The swift fox is the latest extirpated species to return to Fort Belknap, joining other iconic prairie species successfully reintroduced to Indigenous lands under the leadership of the Fort Belknap Fish and Wildlife Department. Historically, swift foxes lived across much of North America’s Great Plains.
“The vast grasslands on Fort Belknap provide a home to a variety of avian and terrestrial wildlife while providing economic benefits to the Tribes through livestock grazing, recreation and other land uses. With support from numerous partners, Bureau of Indian Affairs and the local government, the Aaniiih and Nakoda people have been bringing Indigenous wildlife back to these native grasslands for over three decades,” said Tim Vosburgh, wildlife biologist with Fort Belknap Fish and Wildlife Department.
In addition to tracking animals with GPS collars, scientists collect blood and fecal samples ahead of release. This enables the team to use DNA samples to confirm survival and offspring production post release — the hallmark of a self-sustaining population. Camera trap data and ongoing fecal collection at strategically placed scent posts have also helped to confirm swift fox presence. Students from Aaniiih Nakoda College, Clemson University and George Mason University are assisting Fort Belknap and Smithsonian with the ongoing data collection and fieldwork.
“Since its inception, American Prairie has taken inspiration from the land stewardship and rewilding efforts of the Fort Belknap Community. We are proud to stand with our neighbors and support the repatriation of swift fox to their home in Montana's Great Plains,” said Beth Saboe, senior public relations manager for American Prairie.

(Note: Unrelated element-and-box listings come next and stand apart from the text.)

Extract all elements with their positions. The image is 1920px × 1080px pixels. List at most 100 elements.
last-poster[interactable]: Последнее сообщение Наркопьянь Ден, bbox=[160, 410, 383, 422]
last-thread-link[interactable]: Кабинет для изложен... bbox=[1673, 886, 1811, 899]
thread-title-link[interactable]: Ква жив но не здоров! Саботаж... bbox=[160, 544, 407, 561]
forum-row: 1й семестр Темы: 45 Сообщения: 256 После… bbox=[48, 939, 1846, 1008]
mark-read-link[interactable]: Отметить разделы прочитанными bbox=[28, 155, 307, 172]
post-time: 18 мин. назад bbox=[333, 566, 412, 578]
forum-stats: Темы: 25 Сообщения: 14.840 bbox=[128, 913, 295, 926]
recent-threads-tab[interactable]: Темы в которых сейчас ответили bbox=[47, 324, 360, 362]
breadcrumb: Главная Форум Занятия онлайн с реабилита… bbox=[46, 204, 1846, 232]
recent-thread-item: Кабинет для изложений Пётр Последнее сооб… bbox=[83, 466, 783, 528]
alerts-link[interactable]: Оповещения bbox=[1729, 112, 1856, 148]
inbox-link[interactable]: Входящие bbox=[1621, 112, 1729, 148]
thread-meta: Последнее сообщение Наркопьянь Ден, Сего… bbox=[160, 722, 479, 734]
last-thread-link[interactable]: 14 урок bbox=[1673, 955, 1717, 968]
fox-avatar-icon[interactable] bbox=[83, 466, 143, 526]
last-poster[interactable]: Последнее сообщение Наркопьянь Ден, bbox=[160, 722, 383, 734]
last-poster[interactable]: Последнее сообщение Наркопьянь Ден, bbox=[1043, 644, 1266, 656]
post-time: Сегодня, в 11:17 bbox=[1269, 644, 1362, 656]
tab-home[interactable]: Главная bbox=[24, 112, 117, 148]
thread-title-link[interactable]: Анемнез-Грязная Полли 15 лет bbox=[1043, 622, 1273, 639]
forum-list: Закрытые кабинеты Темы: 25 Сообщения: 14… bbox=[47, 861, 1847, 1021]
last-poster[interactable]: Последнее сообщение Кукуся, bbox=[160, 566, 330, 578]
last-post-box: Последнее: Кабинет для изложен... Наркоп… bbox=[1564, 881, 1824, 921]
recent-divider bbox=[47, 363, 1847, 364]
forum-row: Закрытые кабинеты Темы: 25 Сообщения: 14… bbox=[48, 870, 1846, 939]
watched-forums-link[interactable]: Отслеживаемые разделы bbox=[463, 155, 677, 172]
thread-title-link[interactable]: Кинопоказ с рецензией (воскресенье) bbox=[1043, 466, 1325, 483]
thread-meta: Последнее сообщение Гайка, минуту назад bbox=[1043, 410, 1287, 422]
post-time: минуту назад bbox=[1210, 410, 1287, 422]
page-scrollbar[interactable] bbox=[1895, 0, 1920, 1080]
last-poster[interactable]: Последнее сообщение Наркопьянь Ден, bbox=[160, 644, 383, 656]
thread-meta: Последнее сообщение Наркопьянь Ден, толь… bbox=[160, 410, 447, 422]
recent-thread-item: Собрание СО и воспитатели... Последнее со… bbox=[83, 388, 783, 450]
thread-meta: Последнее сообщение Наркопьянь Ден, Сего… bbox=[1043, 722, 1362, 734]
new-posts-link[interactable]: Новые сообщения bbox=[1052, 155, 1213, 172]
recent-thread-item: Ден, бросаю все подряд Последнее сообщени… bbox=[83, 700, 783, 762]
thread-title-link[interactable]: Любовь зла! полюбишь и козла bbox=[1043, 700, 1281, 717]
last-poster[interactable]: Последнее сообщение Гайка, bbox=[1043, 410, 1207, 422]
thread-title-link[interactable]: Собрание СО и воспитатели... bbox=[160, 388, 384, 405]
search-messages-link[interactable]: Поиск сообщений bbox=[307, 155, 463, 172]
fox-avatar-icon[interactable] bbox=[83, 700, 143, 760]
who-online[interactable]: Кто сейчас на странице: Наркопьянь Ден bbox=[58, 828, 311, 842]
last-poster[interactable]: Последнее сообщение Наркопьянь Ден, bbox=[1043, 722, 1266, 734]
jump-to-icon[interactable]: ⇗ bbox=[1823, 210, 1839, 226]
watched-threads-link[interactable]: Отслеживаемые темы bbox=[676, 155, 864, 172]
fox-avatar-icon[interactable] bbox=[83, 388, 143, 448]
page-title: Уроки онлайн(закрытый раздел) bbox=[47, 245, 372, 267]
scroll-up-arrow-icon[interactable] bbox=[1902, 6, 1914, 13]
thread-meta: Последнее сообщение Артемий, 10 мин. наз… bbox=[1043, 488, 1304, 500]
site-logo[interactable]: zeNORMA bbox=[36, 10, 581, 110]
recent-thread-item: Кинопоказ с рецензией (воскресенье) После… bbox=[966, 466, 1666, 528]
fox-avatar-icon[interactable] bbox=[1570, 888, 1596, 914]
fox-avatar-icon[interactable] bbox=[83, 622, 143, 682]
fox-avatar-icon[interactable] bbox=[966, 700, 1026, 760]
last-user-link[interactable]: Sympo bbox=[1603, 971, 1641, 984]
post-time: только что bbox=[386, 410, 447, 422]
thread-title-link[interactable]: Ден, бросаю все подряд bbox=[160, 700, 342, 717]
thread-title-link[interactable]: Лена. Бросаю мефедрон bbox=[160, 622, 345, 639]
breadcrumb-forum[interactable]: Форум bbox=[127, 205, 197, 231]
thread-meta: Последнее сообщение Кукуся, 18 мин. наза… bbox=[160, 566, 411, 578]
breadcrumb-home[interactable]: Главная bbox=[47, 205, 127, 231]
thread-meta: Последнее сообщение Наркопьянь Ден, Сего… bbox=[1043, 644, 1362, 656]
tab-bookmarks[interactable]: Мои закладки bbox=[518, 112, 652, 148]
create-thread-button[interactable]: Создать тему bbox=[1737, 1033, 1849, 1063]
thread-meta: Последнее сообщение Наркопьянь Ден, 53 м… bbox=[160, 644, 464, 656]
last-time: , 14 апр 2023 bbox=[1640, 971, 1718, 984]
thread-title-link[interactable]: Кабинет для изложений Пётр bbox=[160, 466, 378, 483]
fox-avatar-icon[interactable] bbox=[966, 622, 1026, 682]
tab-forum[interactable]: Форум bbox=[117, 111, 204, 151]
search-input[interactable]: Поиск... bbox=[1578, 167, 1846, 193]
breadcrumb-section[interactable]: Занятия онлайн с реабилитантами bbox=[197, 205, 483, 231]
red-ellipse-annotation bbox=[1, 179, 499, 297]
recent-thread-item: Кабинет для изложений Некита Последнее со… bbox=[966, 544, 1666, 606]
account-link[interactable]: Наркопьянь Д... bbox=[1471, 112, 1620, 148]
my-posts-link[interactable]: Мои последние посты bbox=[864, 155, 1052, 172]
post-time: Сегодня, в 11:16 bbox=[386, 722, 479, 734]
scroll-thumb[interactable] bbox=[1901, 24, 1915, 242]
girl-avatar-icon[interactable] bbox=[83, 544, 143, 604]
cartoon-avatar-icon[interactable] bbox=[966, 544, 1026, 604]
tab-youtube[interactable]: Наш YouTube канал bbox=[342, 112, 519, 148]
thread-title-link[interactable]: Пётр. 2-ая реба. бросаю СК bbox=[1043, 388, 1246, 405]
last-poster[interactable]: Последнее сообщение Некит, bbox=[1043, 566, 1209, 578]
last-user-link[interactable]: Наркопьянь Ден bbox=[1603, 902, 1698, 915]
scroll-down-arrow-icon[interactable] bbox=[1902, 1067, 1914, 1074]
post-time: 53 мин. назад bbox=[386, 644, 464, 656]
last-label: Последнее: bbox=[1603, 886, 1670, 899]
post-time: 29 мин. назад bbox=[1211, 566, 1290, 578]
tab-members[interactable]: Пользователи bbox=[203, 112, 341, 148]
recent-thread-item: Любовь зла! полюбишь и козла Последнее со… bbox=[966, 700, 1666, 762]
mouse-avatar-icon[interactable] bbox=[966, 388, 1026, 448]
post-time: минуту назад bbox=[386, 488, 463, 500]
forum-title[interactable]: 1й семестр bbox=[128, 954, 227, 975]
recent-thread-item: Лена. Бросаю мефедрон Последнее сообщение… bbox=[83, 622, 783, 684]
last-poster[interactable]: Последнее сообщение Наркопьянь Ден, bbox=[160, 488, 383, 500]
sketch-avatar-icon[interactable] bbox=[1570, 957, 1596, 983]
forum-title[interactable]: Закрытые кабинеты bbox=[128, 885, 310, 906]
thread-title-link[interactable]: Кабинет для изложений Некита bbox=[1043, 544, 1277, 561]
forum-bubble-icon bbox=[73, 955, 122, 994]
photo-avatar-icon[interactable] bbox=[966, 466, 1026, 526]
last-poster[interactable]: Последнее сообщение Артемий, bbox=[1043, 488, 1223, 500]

Swift fox numbers declined precipitously in the late 1800s, mainly due to poisoning intended for coyotes and wolves and the loss of grassland habitat. During this same time, they were also eliminated from the northern portion of their range. Swift foxes made a comeback after successful reintroduction efforts began in 1983 in Canada and on the Blackfeet and Fort Peck Indian communities in Montana. However, these reintroduced populations have yet to reconnect with populations in the southern portion of their historic range. Establishing a population of swift foxes on Fort Belknap’s lands will expand the species’ occupied range in the north and help bridge the distribution gap between existing populations to the north and south.